Theoretical Knowledge
- How to Measure the Value of Automation? An automation testing ROI = (Manual Execution Time) * (Number of Runs) / (Development Cost + Maintenance Cost)
- Which Features Should Be Automated? Frequently used features that are unlikely to change. Writing automated test code for this type of interface yields the highest returns.
- Why Choose This Timing to Drive Automation Testing? Not appropriate near project launch – distant water doesn’t quench immediate thirst; automation is a long-term return model. It’s most suitable when the project is already in a production environment and within a stable release cycle.
Framework Selection
Given the task of automation testing without prior practical experience, a typical starting point is to open a search engine and find tools and frameworks that can be used with the current system’s technology stack, review the user manuals, and get started. If you can immediately find a suitable tool, congratulations, perfect start!

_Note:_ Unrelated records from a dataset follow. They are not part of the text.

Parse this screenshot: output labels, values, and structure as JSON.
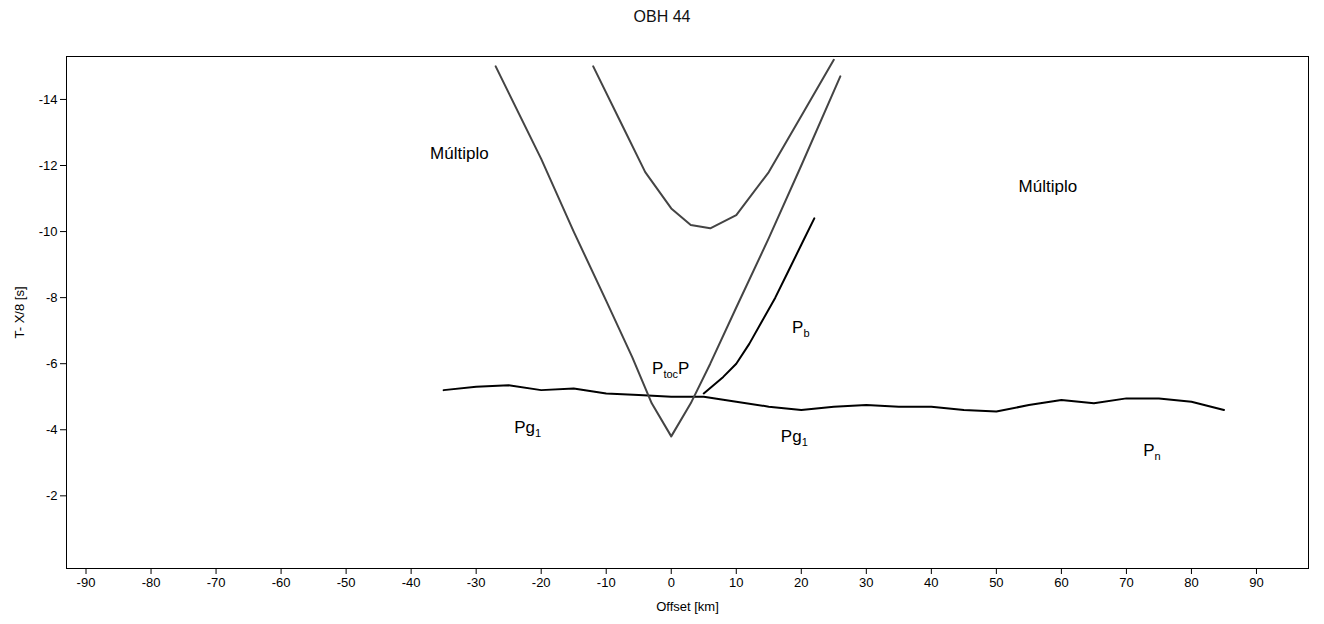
{
  "chart_data": {
    "type": "line",
    "title": "OBH 44",
    "x_label": "Offset [km]",
    "y_label": "T- X/8 [s]",
    "xlim": [
      -93,
      98
    ],
    "xticks": [
      -90,
      -80,
      -70,
      -60,
      -50,
      -40,
      -30,
      -20,
      -10,
      0,
      10,
      20,
      30,
      40,
      50,
      60,
      70,
      80,
      90
    ],
    "ylim": [
      0.2,
      -15.3
    ],
    "yticks": [
      -14,
      -12,
      -10,
      -8,
      -6,
      -4,
      -2
    ],
    "grid": false,
    "series": [
      {
        "color": "#000000",
        "line_style": "solid",
        "x": [
          -35,
          -30,
          -25,
          -20,
          -15,
          -10,
          -5,
          0,
          5,
          10,
          15,
          20,
          25,
          30,
          35,
          40,
          45,
          50,
          55,
          60,
          65,
          70,
          75,
          80,
          85
        ],
        "values": [
          -5.2,
          -5.3,
          -5.35,
          -5.2,
          -5.25,
          -5.1,
          -5.05,
          -5.0,
          -5.0,
          -4.85,
          -4.7,
          -4.6,
          -4.7,
          -4.75,
          -4.7,
          -4.7,
          -4.6,
          -4.55,
          -4.75,
          -4.9,
          -4.8,
          -4.95,
          -4.95,
          -4.85,
          -4.6
        ]
      },
      {
        "color": "#000000",
        "line_style": "solid",
        "x": [
          5,
          8,
          10,
          12,
          14,
          16,
          18,
          20,
          22
        ],
        "values": [
          -5.1,
          -5.6,
          -6.0,
          -6.6,
          -7.3,
          -8.0,
          -8.8,
          -9.6,
          -10.4
        ]
      },
      {
        "color": "#444444",
        "line_style": "solid",
        "x": [
          -27,
          -20,
          -15,
          -10,
          -6,
          -3,
          0,
          3,
          6,
          10,
          15,
          20,
          26
        ],
        "values": [
          -15,
          -12.2,
          -10.0,
          -7.9,
          -6.2,
          -4.8,
          -3.8,
          -4.8,
          -6.0,
          -7.7,
          -9.8,
          -12.0,
          -14.7
        ]
      },
      {
        "color": "#444444",
        "line_style": "solid",
        "x": [
          -12,
          -8,
          -4,
          0,
          3,
          6,
          10,
          15,
          20,
          25
        ],
        "values": [
          -15,
          -13.4,
          -11.8,
          -10.7,
          -10.2,
          -10.1,
          -10.5,
          -11.8,
          -13.5,
          -15.2
        ]
      }
    ],
    "annotations": [
      {
        "text": "Múltiplo",
        "x": -32.5,
        "y": -12.3
      },
      {
        "text": "Múltiplo",
        "x": 58,
        "y": -11.3
      },
      {
        "text": "P",
        "subscript": "b",
        "x": 20,
        "y": -7.05
      },
      {
        "text": "P",
        "subscript": "toc",
        "suffix": "P",
        "x": 0,
        "y": -5.8
      },
      {
        "text": "Pg",
        "subscript": "1",
        "x": -22,
        "y": -4.0
      },
      {
        "text": "Pg",
        "subscript": "1",
        "x": 19,
        "y": -3.75
      },
      {
        "text": "P",
        "subscript": "n",
        "x": 74,
        "y": -3.3
      }
    ]
  }
}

Let me preface this by saying I might be wrong. After reviewing relevant materials, it’s not that these frameworks don’t exist; rather, they are too complex and consume excessive resources. For beginners, what’s needed is something small, streamlined, and concise. Consulting with colleagues in the testing group led to the suggestion of a Python
self-built framework – essentially, wrapping existing unit testing frameworks into an automated testing framework.
Referencing the design thinking for this project: https://github.com/wintests/pytestDemo
Why Use a Framework?
Services have multiple different deployment environments – development, testing, and live testing environments. The purpose of a framework is to act as an abstraction layer, separating test cases and data. This allows for configuring different case data according to various environment configurations, and it also supports shared data.
The core logic is focused on increasing the utilization of automation. When scenarios become more complex, the data between different environments is completely unrelated and has no bearing on each other. Simply add a label
tag when specifying case data to indicate the supported environment.